Em Roma habitou na Praça de S. Maria sopra Minerva, onde, em 1626, contratou Orazio Torregiani para lhe construir um Palácio que ainda hoje existe e é o Hotel Minerva, cujo exterior está, porém, despojado da decoração original.

Juntamente com o Cardeal Juan de Lugo, teólogo espanhol, Gabriel Fonseca foi um dos primeiros incentivadores do consumo do “quinino” em Roma, como cura para a malária. A droga era confeccionada a partir da casca de uma árvore denominada “chichona”, originária do Peru, trazida para a Europa por missionários jesuítas e chamada por eles de “quina quina”, nome dado pelos indígenas sul-americanos. A casca era cozida ou dissolvida num fino pó, em muitas farmácias de Roma. O Cardeal Lugo pediu a Fonseca que examinasse a droga que lhe fora remetida pelos seus confrades Jesuitas. Uma das primeiras remessas de quinino do Peru coincidiu com um surto de malária em 1645, em Roma. Era conhecido como o “pó dos Jesuítas” e era distribuído de graça aos pobres.

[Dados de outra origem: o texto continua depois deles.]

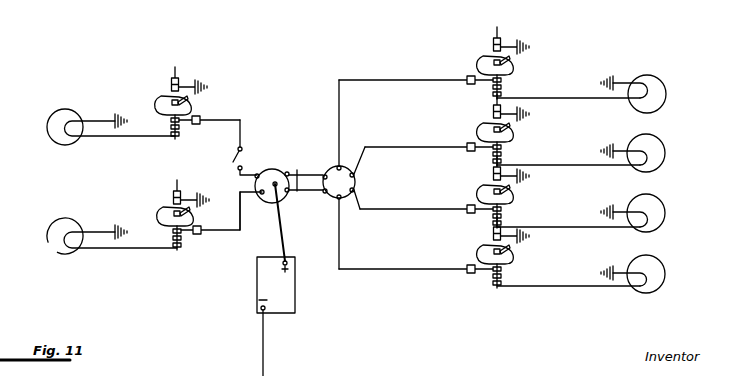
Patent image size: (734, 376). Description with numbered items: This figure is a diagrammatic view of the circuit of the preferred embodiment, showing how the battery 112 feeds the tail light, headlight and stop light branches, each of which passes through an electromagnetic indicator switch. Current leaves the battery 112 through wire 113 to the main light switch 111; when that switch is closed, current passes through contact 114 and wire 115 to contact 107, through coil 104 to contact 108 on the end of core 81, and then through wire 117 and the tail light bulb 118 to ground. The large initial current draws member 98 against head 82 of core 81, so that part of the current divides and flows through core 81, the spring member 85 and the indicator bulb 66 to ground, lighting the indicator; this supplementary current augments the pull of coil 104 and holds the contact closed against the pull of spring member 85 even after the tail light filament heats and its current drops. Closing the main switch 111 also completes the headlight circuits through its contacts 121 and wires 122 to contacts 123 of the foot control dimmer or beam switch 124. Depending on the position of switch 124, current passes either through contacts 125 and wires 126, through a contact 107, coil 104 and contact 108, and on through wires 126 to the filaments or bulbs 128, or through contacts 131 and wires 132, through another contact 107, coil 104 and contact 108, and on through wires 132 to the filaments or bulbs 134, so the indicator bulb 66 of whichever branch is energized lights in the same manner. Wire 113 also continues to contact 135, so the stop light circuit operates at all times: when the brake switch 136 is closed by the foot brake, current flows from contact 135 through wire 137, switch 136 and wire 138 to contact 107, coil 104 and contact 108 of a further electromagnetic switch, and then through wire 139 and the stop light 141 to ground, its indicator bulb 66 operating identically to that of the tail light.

Depois que Inocêncio X (antes, Cardeal Giovanni Battista Pamphili), foi entronizado em 4 de Outubro de 1644, Gabriel da Fonseca foi contratado seu médico pessoal, com principesca remuneração. Testemunha do prestígio ( e do proveito que dele tirava) de Gabriel da Fonseca foi, por exemplo, Vicente Nogueira que, em carta de 18-9-1651, dirigida a D. João IV, dizia "... o seu (do Papa) médico Fonseca, e nosso, português de Lamego e riquíssimo...".  Entre o Papa e o seu médico havia uma relação de estima e confiança que parecia indestrutível, tanto que o Papa considerava Gabriel da Fonseca, para além de médico, também seu conselheiro privado. Esta amizade durou oito anos até que, em 28 de Março de 1654, o Papa, que era de feitio muito irascível, expulsou o médico do Palácio e não quis mais vê-lo. Segundo Giacinto Gigli (1594-1671),  [Diário Romano –(1608-1670)], a azeda troca de palavras surgiu porque Fonseca respondera ao Papa “não sei quê” em defesa de um barbeiro que fizera sangue ao Pontífice.

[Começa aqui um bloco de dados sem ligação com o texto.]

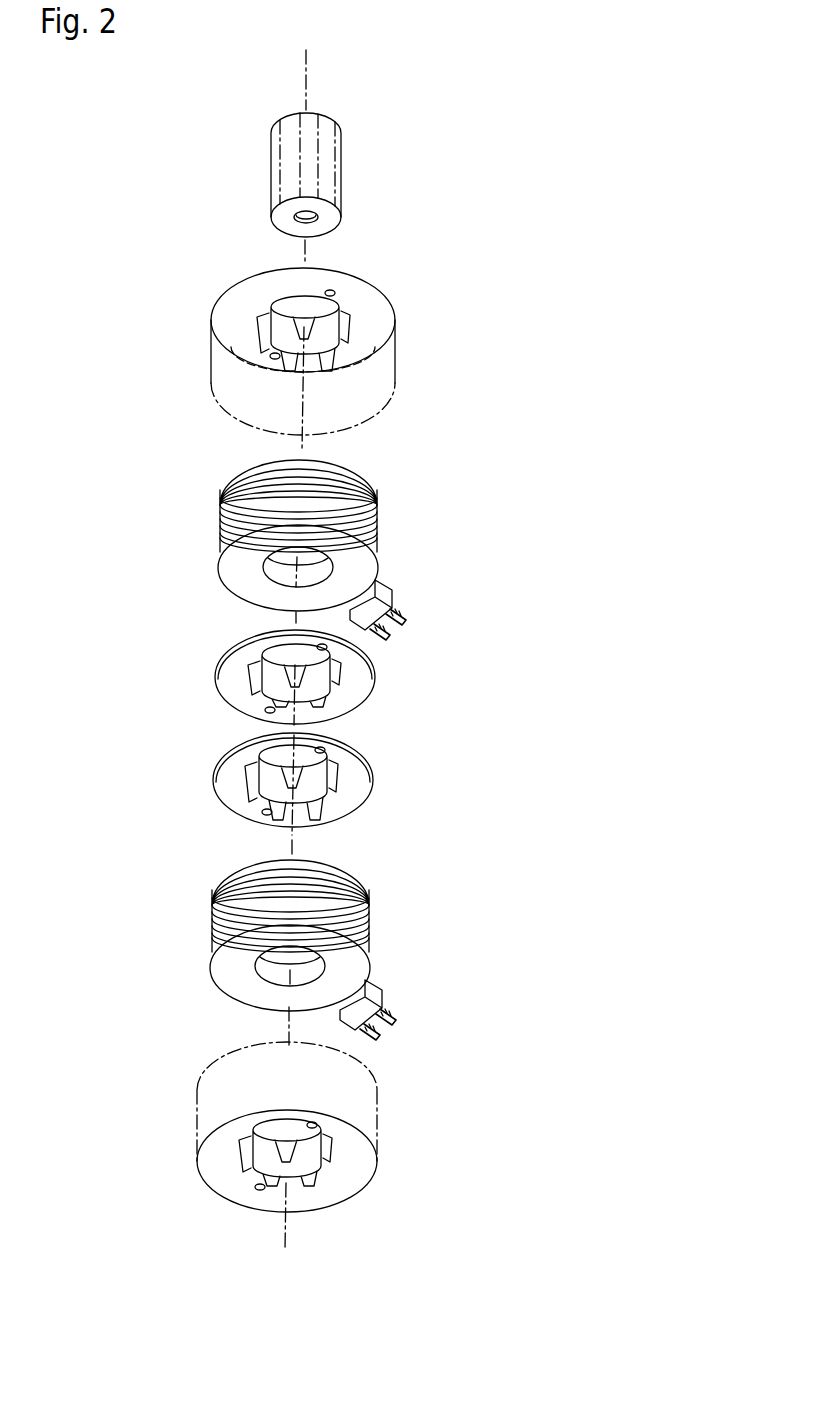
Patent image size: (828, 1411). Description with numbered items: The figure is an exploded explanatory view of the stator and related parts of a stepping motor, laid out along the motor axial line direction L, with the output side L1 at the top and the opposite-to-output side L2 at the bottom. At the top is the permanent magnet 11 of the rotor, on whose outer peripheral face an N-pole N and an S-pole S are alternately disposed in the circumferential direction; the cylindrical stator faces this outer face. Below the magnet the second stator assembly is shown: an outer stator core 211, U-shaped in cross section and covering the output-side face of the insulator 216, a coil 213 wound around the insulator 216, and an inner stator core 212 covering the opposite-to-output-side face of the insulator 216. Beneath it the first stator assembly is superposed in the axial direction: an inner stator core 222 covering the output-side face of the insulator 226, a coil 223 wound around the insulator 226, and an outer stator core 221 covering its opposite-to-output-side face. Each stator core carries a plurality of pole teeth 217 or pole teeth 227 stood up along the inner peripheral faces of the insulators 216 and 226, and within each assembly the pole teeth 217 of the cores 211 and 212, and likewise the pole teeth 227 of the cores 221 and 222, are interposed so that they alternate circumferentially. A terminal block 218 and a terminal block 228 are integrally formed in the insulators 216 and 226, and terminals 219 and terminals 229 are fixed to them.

The permanent magnet 11 is at (342, 158).
The motor axial line direction L is at (308, 550).
The output side L1 is at (311, 64).
The opposite-to-output side L2 is at (283, 1237).
The S-pole S is at (310, 140).
The N-pole N is at (325, 177).
The stator core 211 is at (380, 287).
The stator core 212 is at (375, 672).
The coil 213 is at (357, 513).
The insulator 216 is at (362, 558).
The pole teeth 217 is at (312, 313).
The terminal block 218 is at (393, 590).
The terminals 219 is at (388, 636).
The stator core 221 is at (362, 1165).
The stator core 222 is at (373, 763).
The coil 223 is at (343, 912).
The insulator 226 is at (352, 962).
The pole teeth 227 is at (247, 773).
The terminal block 228 is at (375, 992).
The terminals 229 is at (383, 1037).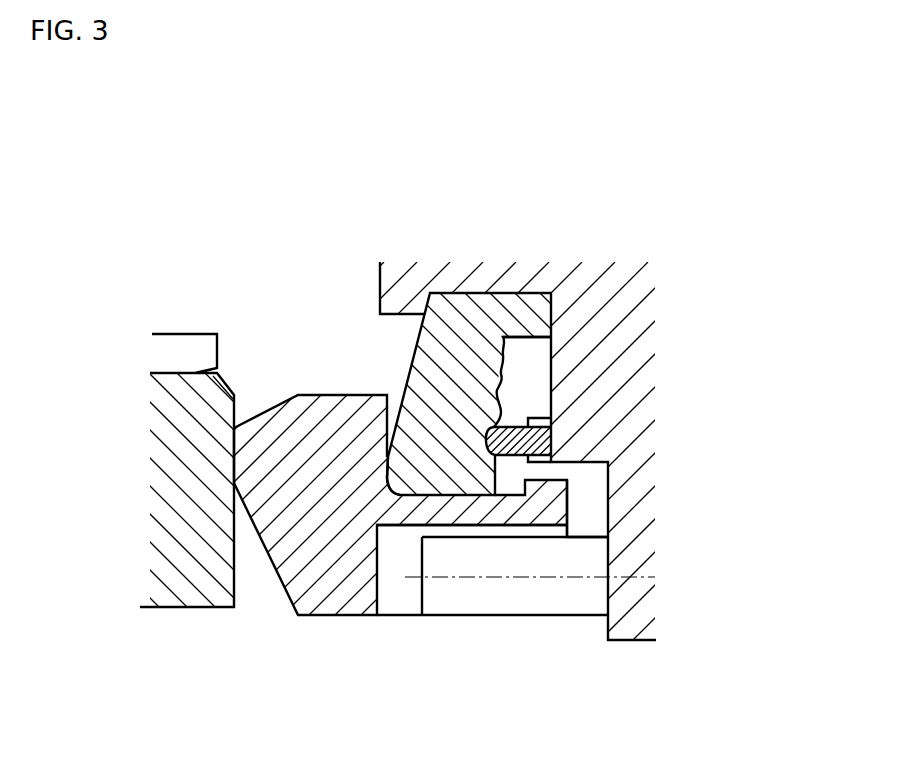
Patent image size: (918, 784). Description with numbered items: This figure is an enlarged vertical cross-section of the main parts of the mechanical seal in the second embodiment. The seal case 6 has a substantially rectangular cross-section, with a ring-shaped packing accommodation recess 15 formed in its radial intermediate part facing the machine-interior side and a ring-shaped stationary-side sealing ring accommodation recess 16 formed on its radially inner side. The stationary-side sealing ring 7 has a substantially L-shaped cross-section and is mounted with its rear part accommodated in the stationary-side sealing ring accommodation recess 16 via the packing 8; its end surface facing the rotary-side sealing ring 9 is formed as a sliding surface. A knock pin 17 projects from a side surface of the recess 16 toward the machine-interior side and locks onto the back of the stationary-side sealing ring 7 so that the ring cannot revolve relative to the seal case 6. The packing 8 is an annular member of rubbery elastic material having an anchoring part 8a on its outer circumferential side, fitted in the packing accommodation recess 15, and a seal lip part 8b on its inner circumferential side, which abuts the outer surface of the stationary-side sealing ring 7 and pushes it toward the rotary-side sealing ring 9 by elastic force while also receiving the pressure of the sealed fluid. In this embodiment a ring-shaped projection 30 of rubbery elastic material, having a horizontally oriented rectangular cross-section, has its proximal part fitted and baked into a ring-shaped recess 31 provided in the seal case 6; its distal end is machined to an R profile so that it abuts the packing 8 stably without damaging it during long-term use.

The seal case 6 is at (608, 330).
The stationary-side sealing ring 7 is at (320, 447).
The packing 8 is at (465, 412).
The anchoring part 8a is at (503, 317).
The seal lip part 8b is at (387, 480).
The rotary-side sealing ring 9 is at (168, 450).
The packing accommodation recess 15 is at (536, 374).
The stationary-side sealing ring accommodation recess 16 is at (620, 503).
The knock pin 17 is at (508, 603).
The ring-shaped projection 30 is at (526, 426).
The ring-shaped recess 31 is at (532, 463).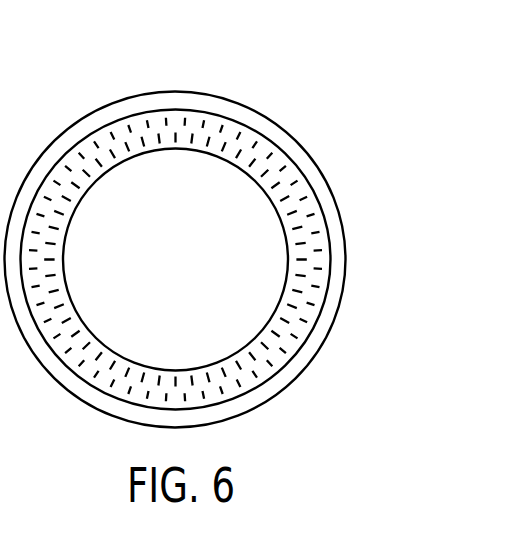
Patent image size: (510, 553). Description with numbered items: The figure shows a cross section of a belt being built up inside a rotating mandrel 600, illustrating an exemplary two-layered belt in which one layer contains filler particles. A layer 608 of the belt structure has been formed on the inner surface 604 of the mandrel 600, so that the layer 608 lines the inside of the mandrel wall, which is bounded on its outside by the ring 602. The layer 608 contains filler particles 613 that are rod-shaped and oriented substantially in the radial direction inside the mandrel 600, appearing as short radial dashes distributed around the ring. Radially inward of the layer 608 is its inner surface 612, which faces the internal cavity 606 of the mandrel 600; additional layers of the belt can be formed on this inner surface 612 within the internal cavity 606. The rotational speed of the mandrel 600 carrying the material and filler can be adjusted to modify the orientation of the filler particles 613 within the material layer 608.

The mandrel 600 is at (201, 243).
The outer layer 602 is at (257, 102).
The inner surface 604 is at (200, 110).
The internal cavity 606 is at (238, 310).
The layer 608 is at (102, 380).
The inner surface 612 is at (144, 155).
The filler particles 613 is at (115, 135).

Gabriel da Fonseca decidiu então passar tranquilamente o tempo que lhe sobrava de vida e empregar as enormes somas que ganhara ao serviço do Papa num empreendimento que considerava (e foi de facto) importante. Em 1660, encarregou o artista Gian Lorenzo Bernini (1598-1680), de reconstruir e decorar para ele a Capela de Santa Maria Anunciada na Igreja de S. Lourenço in Lucina. A obra foi acabada em quatro anos, portanto ainda antes da morte de Fonseca. No altar, uma cópia da Anunciação de Guido Reni da Capela da Anunciada – Palácio do Quirinal (1610), executada por Ludovico Gimignani em 1664. À esquerda do altar, um busto de Fonseca, executado por Bernini, que deve ter sido acabado só depois da morte de Gabriel da Fonseca (em 1668). Uma obra prima, na opinião geral (ver foto). O Guia Michelin considera-a demasiado teatral, certamente porque o redactor não acredita que Gabriel da Fonseca fosse tão devoto e religioso como Bernini o representou.  Ainda do lado esquerdo, um busto de Aloísio de Witten (falecido em 1868) que adquiru a capela quando, no sec. XVIII, se extinguiu a Família Fonseca. É provável que, anteriormente, no local deste busto, estivesse um outro alusivo à família do médico, tal como os dois bustos que se encontram do lado direito e que deverão ser obra de discípulos de Bernini.

Vale a pena transcrever a apreciação da Capela por um perito americano: 

For the papal physician Gabriele Fonseca's memorial chapel, dedicated to the Annunciation, he conjured up a vision - a chamber variation on his theme at Sant' Andrea. From the Holy Spirit in the lantern a stucco descant evolves into full-bodied bronze angels elevating the altar- piece, a copy of Guido Reni's Annunciation in the Quirinal palace. The donor portrait - a work of the early 1670s - emerges from the side, as if from a triptych wing, and into our own space. Clutching a rosary, his other hand pressed to his breast, Gabriele turns toward the altar: his profile parallels his namesake Gabriel's at the moment of Incarnation. This "praying likeness" - the distillation of Catholic piety - is the climactic resolution of a motif Bernini had introduced a half-century earlier with the "speaking busts".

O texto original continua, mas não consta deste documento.